I know there's something more recent I've seen, but I couldn't find it. This is what I found, which should show enough.

http://lists.dragonflybsd.org/pipermail/commits/2017-Septemb...

https://www.dragonflydigest.com/2017/03/06/19425.html

matwood · on March 16, 2018

Similar to how no plan survives contact with the enemy, no well-structured system survives contact with the real world. I'm not defending Linux, since I'm sure it could be better, but every large, mature system I've ever worked in has had structural deficiencies.

Thaxll · on March 16, 2018

"outperforming Linux in network throughput" I'd like to see some numbers, I'm pretty sure Linux is as fast or faster than Dragonfly BSD in any scenarios. When you make such a claim you need facts.

Also Linux TCP stack is lockless since 4.4.

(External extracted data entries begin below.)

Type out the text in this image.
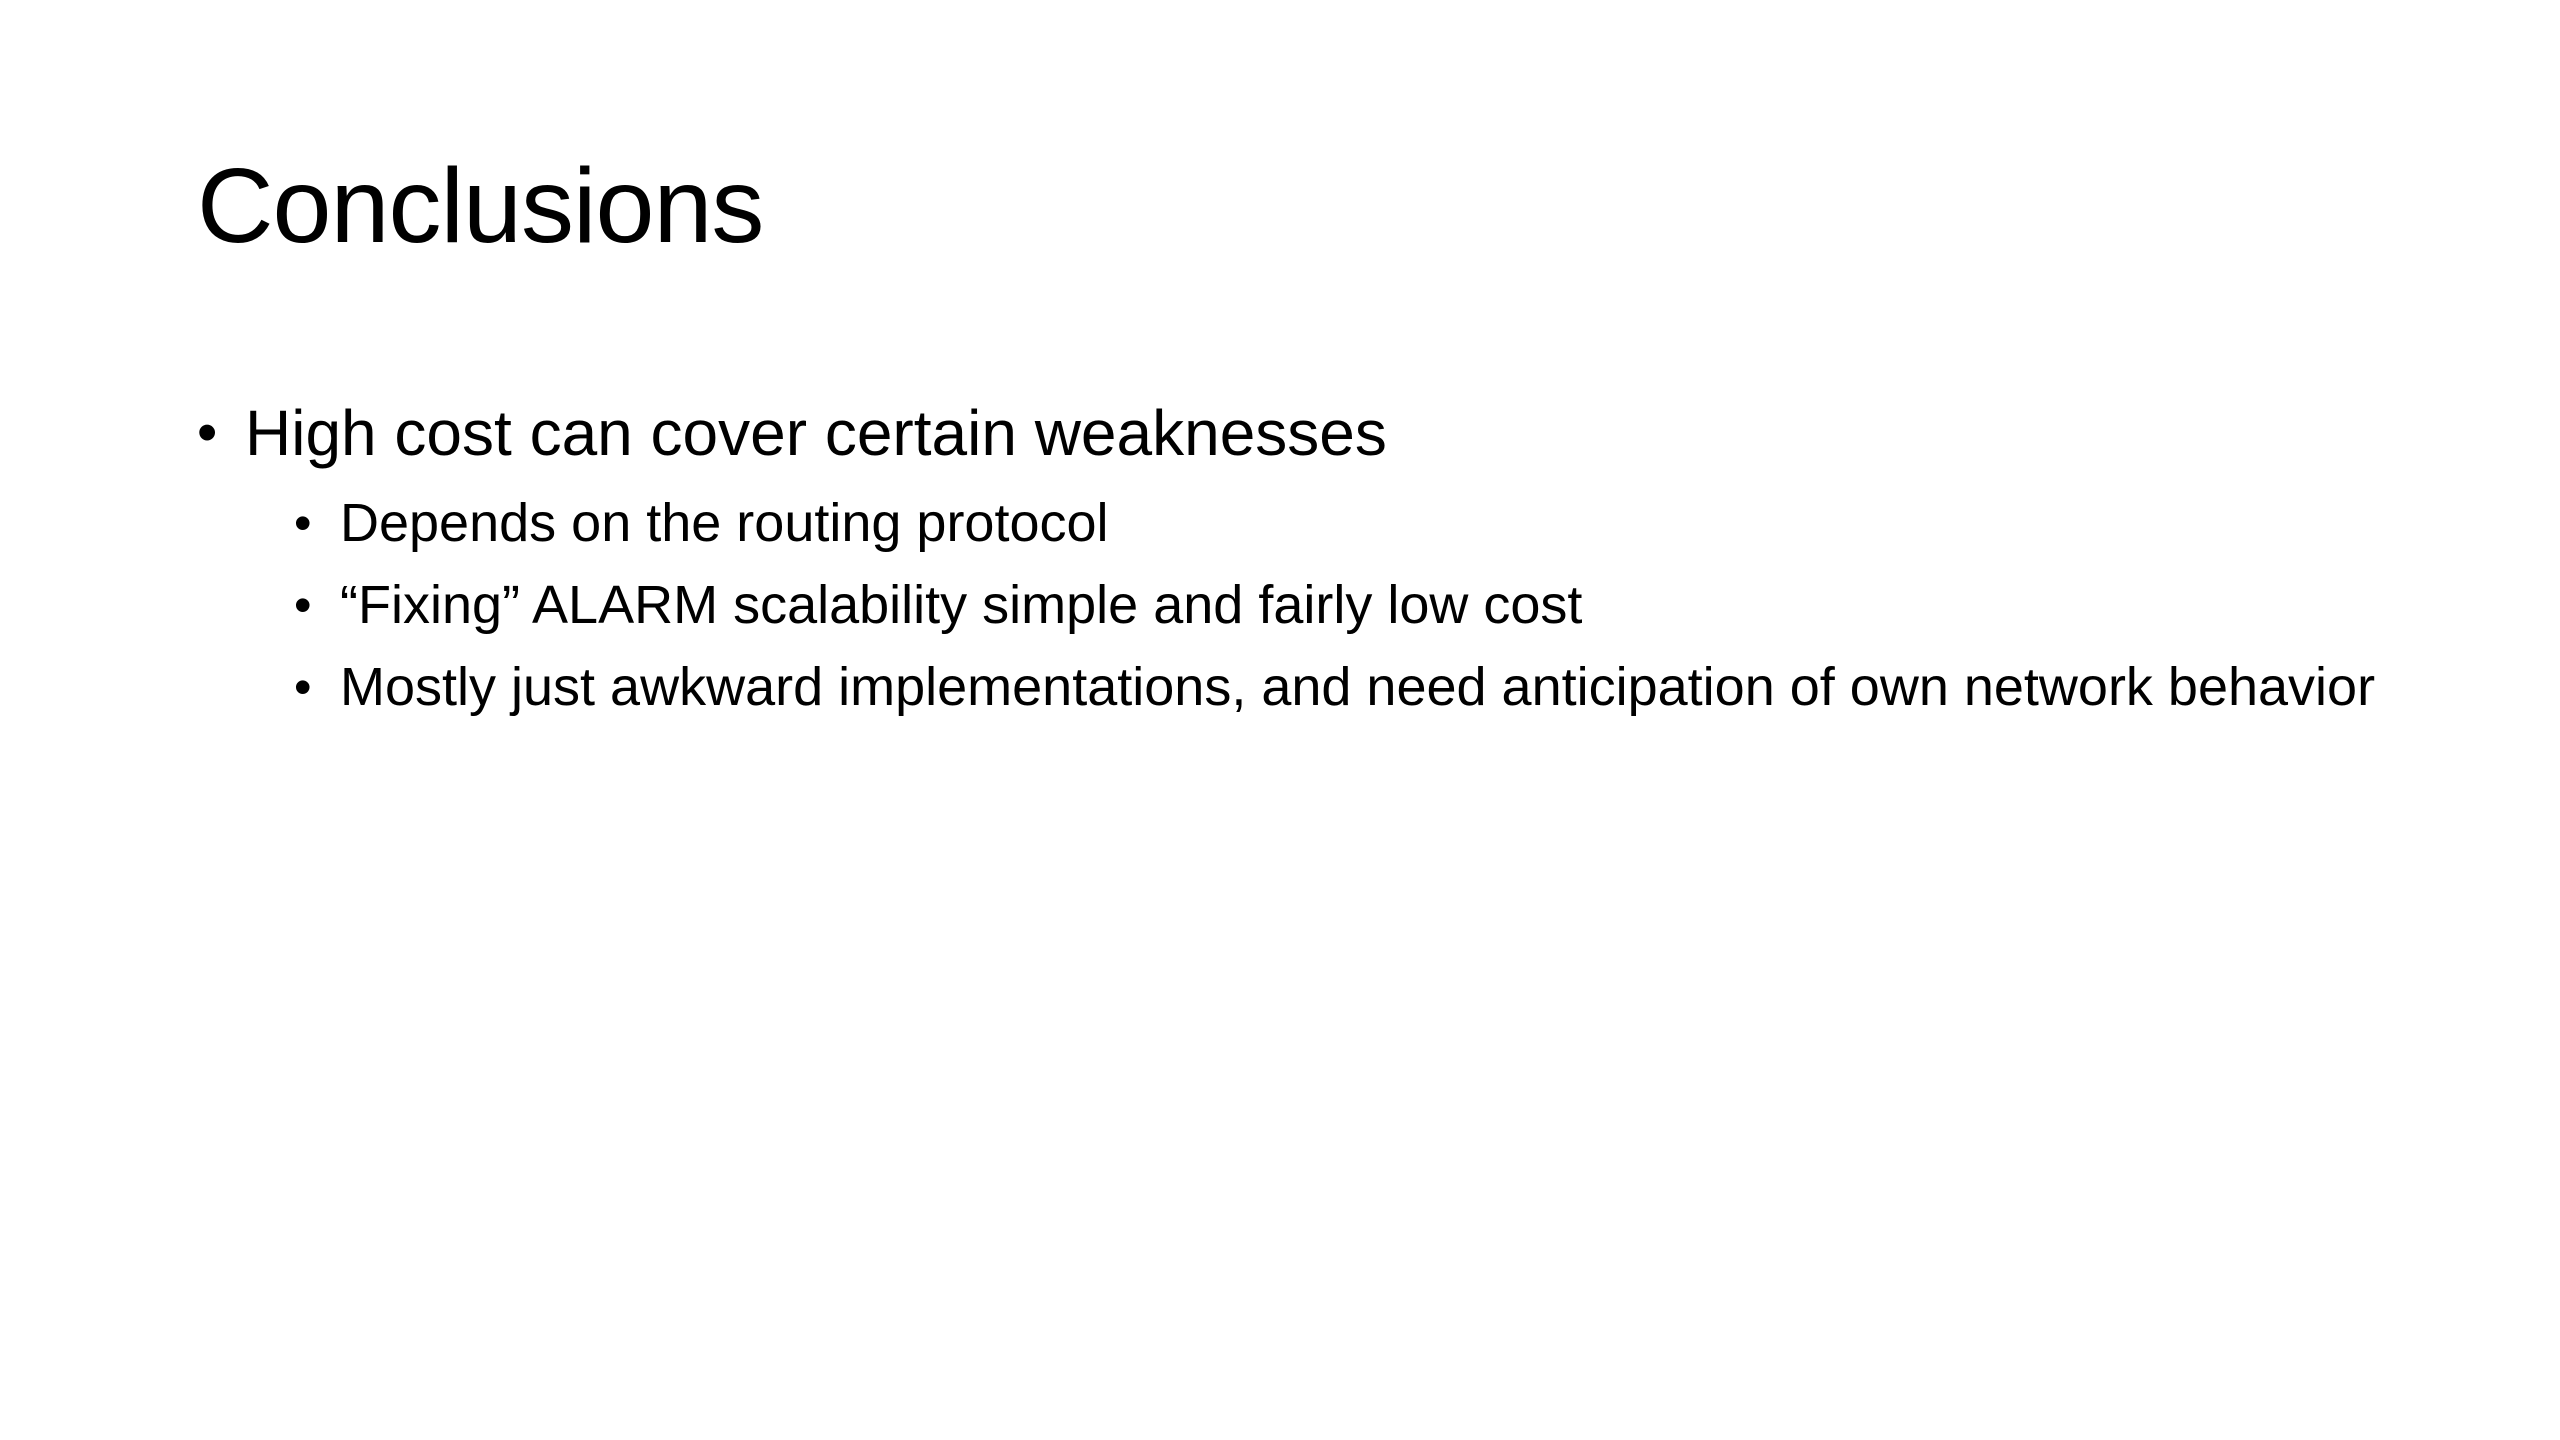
Conclusions
• High cost can cover certain weaknesses
• Depends on the routing protocol
• “Fixing” ALARM scalability simple and fairly low cost
• Mostly just awkward implementations, and need anticipation of own network behavior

blauditore · on March 16, 2018

Are there any software projects of that size that are clean and well-structured?

The larger a codebase grows, the less tractable it becomes. Refactorings are harder, more expensive and riskier. Also, more developers means more attack surface for inconsistencies and crappy code of someone unmotivated.

std0147 · on March 18, 2018

I love Linux!

this map is very useful

inetknght · on March 16, 2018

> Please Enable JavaScript or use plain html

Link then goes 404.

simooooo · on March 16, 2018

As a noob observing..Many of them seem to have names nothing like what their actual purpose is

LeonM · on March 16, 2018

A dead comment by user 'simoooo':

> As a noob observing..Many of them seem to have names nothing like what their actual purpose is

Having worked a bit with low level kernel stuff (porting a unix OS to a new platform), I understand his observation. Even after working with the kernel for a while, many names don't really make sense.

Mandatory quote of Phil Karlton:

> There are only two hard things in Computer Science: cache invalidation and naming things.

pwaivers · on March 16, 2018

Which leads to one of my favorite programming jokes:

> There are only two hard things in Computer Science: cache invalidation, naming things, and off-by-one errors.

nikomen · on March 16, 2018

Out of curiosity, do you know of any examples of seemingly misnamed objects in the kernel?

roblabla · on March 16, 2018

My recent venture in the filesystem have been somewhat fun. The problem isn't so much misnamed objects, and more that the kernel is filled with seemingly undocumented, arcane, old things. `sb_bread` isn't some kind of food, but the "SuperBlock Buffer Read" method, and `brelse` means "Buffer Release" (and not, somethingsomething else, as I initially thought).

BH means Buffer Head. The meaning and usage of Buffer Head has changed a lot across Linux versions. It's the basic unit of IO operations, but nowadays most users would use a bio for most of what you would have used a buffer head in the past. When you're working on filesystems you'll have to use BHs to talk to the hard drive though.

Linux FS infrastructure and Ext2 share a lot of names. For instance, ext2 and linux both have superblocks, inodes, blocks, etc. They are... logically the same, but at the same time they're very different - one lives purely on the disk, the other provides functions to the kernel. This makes conversation very complicated, when talking about the superblock, you have to mention which superblock you're talking about, because that's not always obvious from context.

slrz · on March 17, 2018

Names like brelse, bread, namei and so on have a long history in Unix kernels and file systems. That history forms people's expectations. If you provide a namei operation in your code, you better call it namei and not make up some other, ostensibly more clear, identifier for it.

hyper_reality · on March 16, 2018

Not exactly an object 'inside' the kernel, but I was recently caught out by the fact that /proc/net/snmp doesn't have much to do with the SNMP protocol. Rather it tracks socket statistics for IP, ICMP, TCP, and UDP, and is one of the sources of information for the netstat utility.

thezoq2 · on March 16, 2018

A professor of mine said something along the lines of "If something isn't confusing enough, give it multiple names"

dang · on March 16, 2018

In the future, try vouching for a dead comment (click on its timestamp to go to its page, then click 'vouch' at the top). If a dead comment gets enough vouches, it is restored, and then you can reply to it the normal way.

Since simoooo's comment was vouched for by other users, I've moved your reply to be a child of that one.

zython · on March 17, 2018

Heres the improved version of that quote:

> There are only two hard things in Computer Science: cache invalidation, off-by-one errors and naming things.

RickJWagner · on March 16, 2018

Ah, cool!

Hacker News paydirt.